Potential fully diluted TP is adjusted downward by 10% to RM4.49.

Yesterday, YTLPOWR proposed a bonus issue of warrants. The key takeaways from the briefing are as follows:

  • The proposed bonus issue of warrants involves the issuance of up to 1.67b free warrants on a 1-for-5 basis, with the exercise price set at RM2.45. The exercise price represents a 44% discount or RM1.92 to the 5-day volume-weighted average market price of RM4.3721.
  • These warrants, which will not be listed and cannot be traded or transferred, have tenure of three years and can be exercised at any time before the expiry date. Should the warrants be exercised, this will increase YTLPOWR's share base by 20% or an issuance of up to 1.674b new shares.
  • The warrants are expected to raise proceeds of between RM4.02b and RM4.10b, which will be allocated to current ongoing projects and future new projects.
  • These proceeds will not be used to fund Wessex Water's future capex requirements (GBP4.2b expenditure planned for the 2025- 2030 regulatory period), as the UK unit will secure its own funding.

As a result, Wessex Water may pay less or no dividends to YTLPOWER due to its financial commitments.

  • Similarly, the Brabazon UK property development will not receive support from the group for its GBP2b 5-year development program, as it plans to secure financing through local banks.

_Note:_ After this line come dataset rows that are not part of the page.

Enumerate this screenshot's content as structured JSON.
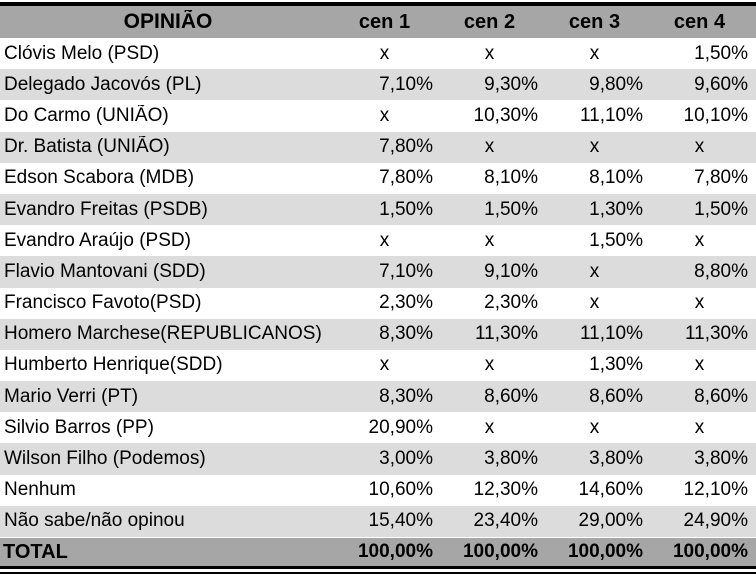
{
  "chart_data": {
    "type": "table",
    "title": "OPINIÃO",
    "columns": [
      "OPINIÃO",
      "cen 1",
      "cen 2",
      "cen 3",
      "cen 4"
    ],
    "rows": [
      {
        "label": "Clóvis Melo (PSD)",
        "values": [
          "x",
          "x",
          "x",
          "1,50%"
        ]
      },
      {
        "label": "Delegado Jacovós (PL)",
        "values": [
          "7,10%",
          "9,30%",
          "9,80%",
          "9,60%"
        ]
      },
      {
        "label": "Do Carmo (UNIÃO)",
        "values": [
          "x",
          "10,30%",
          "11,10%",
          "10,10%"
        ]
      },
      {
        "label": "Dr. Batista (UNIÃO)",
        "values": [
          "7,80%",
          "x",
          "x",
          "x"
        ]
      },
      {
        "label": "Edson Scabora (MDB)",
        "values": [
          "7,80%",
          "8,10%",
          "8,10%",
          "7,80%"
        ]
      },
      {
        "label": "Evandro Freitas (PSDB)",
        "values": [
          "1,50%",
          "1,50%",
          "1,30%",
          "1,50%"
        ]
      },
      {
        "label": "Evandro Araújo (PSD)",
        "values": [
          "x",
          "x",
          "1,50%",
          "x"
        ]
      },
      {
        "label": "Flavio Mantovani (SDD)",
        "values": [
          "7,10%",
          "9,10%",
          "x",
          "8,80%"
        ]
      },
      {
        "label": "Francisco Favoto(PSD)",
        "values": [
          "2,30%",
          "2,30%",
          "x",
          "x"
        ]
      },
      {
        "label": "Homero Marchese(REPUBLICANOS)",
        "values": [
          "8,30%",
          "11,30%",
          "11,10%",
          "11,30%"
        ]
      },
      {
        "label": "Humberto Henrique(SDD)",
        "values": [
          "x",
          "x",
          "1,30%",
          "x"
        ]
      },
      {
        "label": "Mario Verri (PT)",
        "values": [
          "8,30%",
          "8,60%",
          "8,60%",
          "8,60%"
        ]
      },
      {
        "label": "Silvio Barros (PP)",
        "values": [
          "20,90%",
          "x",
          "x",
          "x"
        ]
      },
      {
        "label": "Wilson Filho (Podemos)",
        "values": [
          "3,00%",
          "3,80%",
          "3,80%",
          "3,80%"
        ]
      },
      {
        "label": "Nenhum",
        "values": [
          "10,60%",
          "12,30%",
          "14,60%",
          "12,10%"
        ]
      },
      {
        "label": "Não sabe/não opinou",
        "values": [
          "15,40%",
          "23,40%",
          "29,00%",
          "24,90%"
        ]
      }
    ],
    "total_row": {
      "label": "TOTAL",
      "values": [
        "100,00%",
        "100,00%",
        "100,00%",
        "100,00%"
      ]
    }
  },
  "colors": {
    "header_bg": "#a6a6a6",
    "total_bg": "#a6a6a6",
    "row_bg": "#ffffff",
    "row_alt_bg": "#dcdcdc",
    "border": "#000000",
    "text": "#000000"
  }
}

Furthermore, the proceeds will not be used to fund RANHILL (Not Rated) expansion, as it is the practice of YTL Group that listed companies manage their own financing requirements without assistance from the parent company.

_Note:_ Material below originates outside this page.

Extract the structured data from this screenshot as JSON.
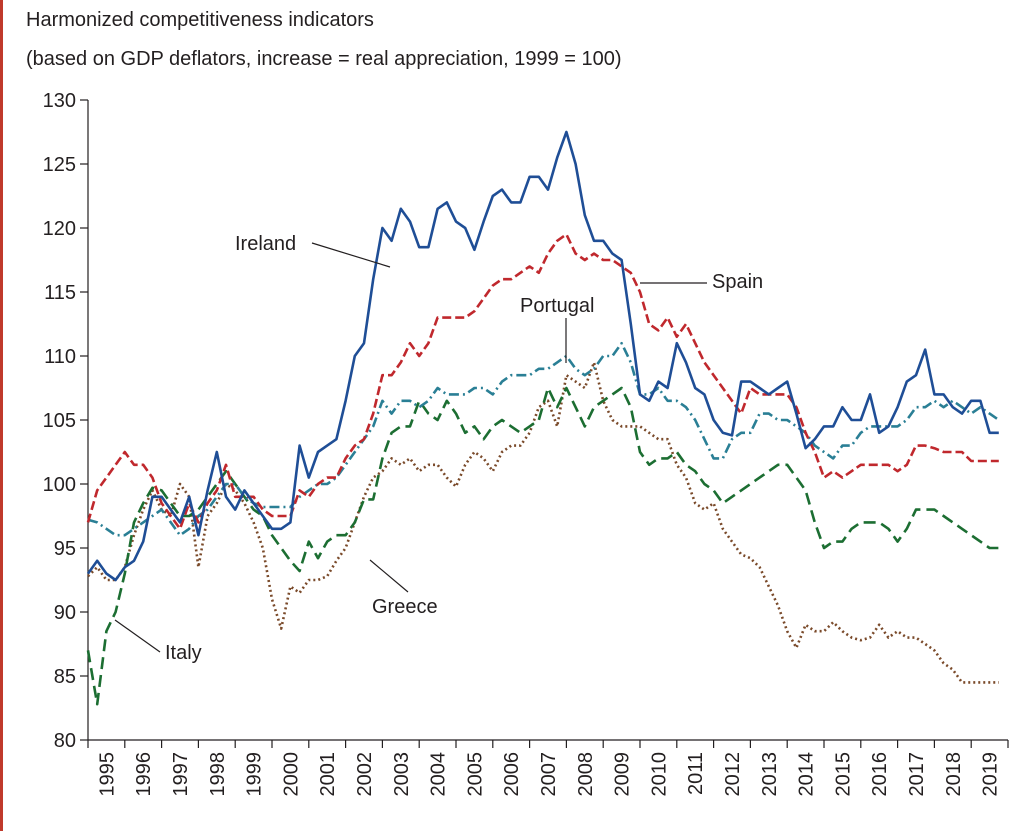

Our view: We are positive about this corporate exercise. The proceeds will be used to fund key projects, particularly the data centre projects.

The substantial 44% discounted exercise price presents an attractive reward for shareholders and this will attract buying interest. However, this exercise does not guarantee long-term shareholder retention, as they can exercise the warrants at any time, especially since the exercise price is set at a discount to the market price. Warrants being unlisted is uncommon and thus warrant holders can only monetise through conversion to shares. To this end, we believe YTLPOWR's shareholders are most likely induced into doing so early as well to mitigate pressure of EPS dilution. On a fully-diluted basis, our TP will be adjusted to RM4.49 from RM5.00 (with a blue-sky scenario of RM5.74 from RM6.53).

Forecasts. Maintained as the proposal still has to be approved in an extraordinary general meeting.

Valuations. We retain our SoP-based TP of RM5.00 (refer to table below) with a blue-sky scenario valuation of RM6.53 should the take-up of the remaining 80MW AI data centre materialises. No adjustments have been made to our TP based on ESG considerations, which currently reflect a 3-star rating as assessed by us (see Page 5).

Investment case. We continue to like YTLPOWR for: (i) its earnings stability backed by various regulated assets globally, (ii) the strong near-term earnings prospects of PowerSeraya backed by gas inventory locked in at low prices, and (iii) its longer- term growth potential driven by its data centre and digital banking ventures. Maintain OUTPERFORM.

Risks to our recommendation include: (i) stringent ESG standards in developed markets, (ii) regulatory risk in the power sector in Singapore, (iii) the new data centre business fails to take off, and (iv) sustained losses at YES.